Unobstructedness of Galois deformation rings associated to RACSDC automorphic representations

TL;DR

This paper proves that certain Galois deformation rings associated with automorphic representations over CM fields are unobstructed for almost all primes, advancing understanding of deformation theory and automorphic forms.

Contribution

It establishes the unobstructedness of universal deformation rings for residual Galois representations linked to RACSDC automorphic representations, and develops a general framework and an $R=T$-theorem.

Findings

Universal deformation rings are unobstructed for a density 1 set of primes.

Develops a new framework for proving unobstructedness in Galois deformation theory.

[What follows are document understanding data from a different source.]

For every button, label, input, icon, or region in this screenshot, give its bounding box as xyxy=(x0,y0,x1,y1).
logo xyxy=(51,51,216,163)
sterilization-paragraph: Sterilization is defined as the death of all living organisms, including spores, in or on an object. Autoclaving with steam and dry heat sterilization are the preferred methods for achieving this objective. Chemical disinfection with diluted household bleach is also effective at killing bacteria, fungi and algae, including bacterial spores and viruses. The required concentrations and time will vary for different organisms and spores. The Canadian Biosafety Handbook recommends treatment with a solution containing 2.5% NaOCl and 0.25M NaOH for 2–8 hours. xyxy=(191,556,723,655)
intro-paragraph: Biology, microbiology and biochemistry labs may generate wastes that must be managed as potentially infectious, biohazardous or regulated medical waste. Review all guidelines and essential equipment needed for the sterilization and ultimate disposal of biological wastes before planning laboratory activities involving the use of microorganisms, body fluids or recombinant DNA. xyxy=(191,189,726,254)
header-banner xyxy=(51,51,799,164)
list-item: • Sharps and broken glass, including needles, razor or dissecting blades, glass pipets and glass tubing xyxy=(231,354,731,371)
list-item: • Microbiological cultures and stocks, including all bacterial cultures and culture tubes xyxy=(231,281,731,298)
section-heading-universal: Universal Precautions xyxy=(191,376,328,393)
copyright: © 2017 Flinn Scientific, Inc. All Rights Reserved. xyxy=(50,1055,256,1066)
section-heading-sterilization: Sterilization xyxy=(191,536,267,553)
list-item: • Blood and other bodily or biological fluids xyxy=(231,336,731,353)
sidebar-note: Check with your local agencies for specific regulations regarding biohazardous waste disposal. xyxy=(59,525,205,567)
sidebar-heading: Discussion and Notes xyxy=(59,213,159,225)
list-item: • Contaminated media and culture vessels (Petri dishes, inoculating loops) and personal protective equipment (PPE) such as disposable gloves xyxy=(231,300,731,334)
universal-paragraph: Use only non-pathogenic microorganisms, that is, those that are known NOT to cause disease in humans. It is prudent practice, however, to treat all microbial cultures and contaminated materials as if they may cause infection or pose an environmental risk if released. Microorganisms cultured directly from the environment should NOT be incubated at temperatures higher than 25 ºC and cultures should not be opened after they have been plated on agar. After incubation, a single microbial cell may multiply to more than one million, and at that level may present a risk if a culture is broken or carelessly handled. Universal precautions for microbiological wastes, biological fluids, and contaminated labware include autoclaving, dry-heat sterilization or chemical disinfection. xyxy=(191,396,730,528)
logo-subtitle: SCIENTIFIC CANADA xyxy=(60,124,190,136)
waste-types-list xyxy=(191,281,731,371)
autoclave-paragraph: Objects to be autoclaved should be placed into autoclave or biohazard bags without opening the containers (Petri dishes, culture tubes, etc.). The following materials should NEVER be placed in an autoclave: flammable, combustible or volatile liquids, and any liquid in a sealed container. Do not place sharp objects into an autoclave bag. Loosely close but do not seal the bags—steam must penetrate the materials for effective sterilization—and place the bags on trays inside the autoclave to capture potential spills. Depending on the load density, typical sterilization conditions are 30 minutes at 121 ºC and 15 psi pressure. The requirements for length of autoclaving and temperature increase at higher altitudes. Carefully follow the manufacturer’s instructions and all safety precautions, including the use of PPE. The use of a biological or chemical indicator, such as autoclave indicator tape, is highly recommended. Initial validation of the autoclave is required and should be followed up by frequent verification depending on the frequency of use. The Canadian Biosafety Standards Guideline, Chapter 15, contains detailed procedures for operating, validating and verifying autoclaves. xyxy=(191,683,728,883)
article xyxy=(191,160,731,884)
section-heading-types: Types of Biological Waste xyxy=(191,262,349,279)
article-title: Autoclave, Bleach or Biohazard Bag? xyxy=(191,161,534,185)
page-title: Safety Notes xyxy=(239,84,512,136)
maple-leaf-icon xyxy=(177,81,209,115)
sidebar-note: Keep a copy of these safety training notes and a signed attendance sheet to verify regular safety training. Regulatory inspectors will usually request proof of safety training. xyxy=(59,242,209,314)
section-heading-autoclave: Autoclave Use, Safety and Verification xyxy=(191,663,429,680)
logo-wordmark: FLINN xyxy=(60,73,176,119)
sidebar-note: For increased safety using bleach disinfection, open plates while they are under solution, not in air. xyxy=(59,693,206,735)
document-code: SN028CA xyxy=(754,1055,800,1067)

Establishes an $R=T$-theorem relating deformation rings and Hecke algebras.

Abstract

Let $F$ be a CM field and let $(\overline{r}_{\pi,\lambda})_{\lambda}$ be the compatible system of residual $\mathcal{G}_n$-valued representations of $\operatorname{Gal}_{F}$ attached to a RACSDC automorphic representation $\pi$ of $\operatorname{GL}_n(\mathbb{A})$, as studied by Clozel, Harris and Taylor and others. Under mild assumptions, we prove that the fixed-determinant universal deformation rings attached to $\overline{r}_{\pi,\lambda}$ are unobstructed for all places $\lambda$ in a subset of Dirichlet density $1$, continuing the investigations of Mazur, Weston and Gamzon. During the proof, we develop a general framework for proving unobstructedness (which could be useful for other applications in future) and an $R=T$-theorem, relating the universal crystalline deformation ring of $\overline{r}_{\pi,\lambda}$ and a certain unitary fixed-type Hecke algebra.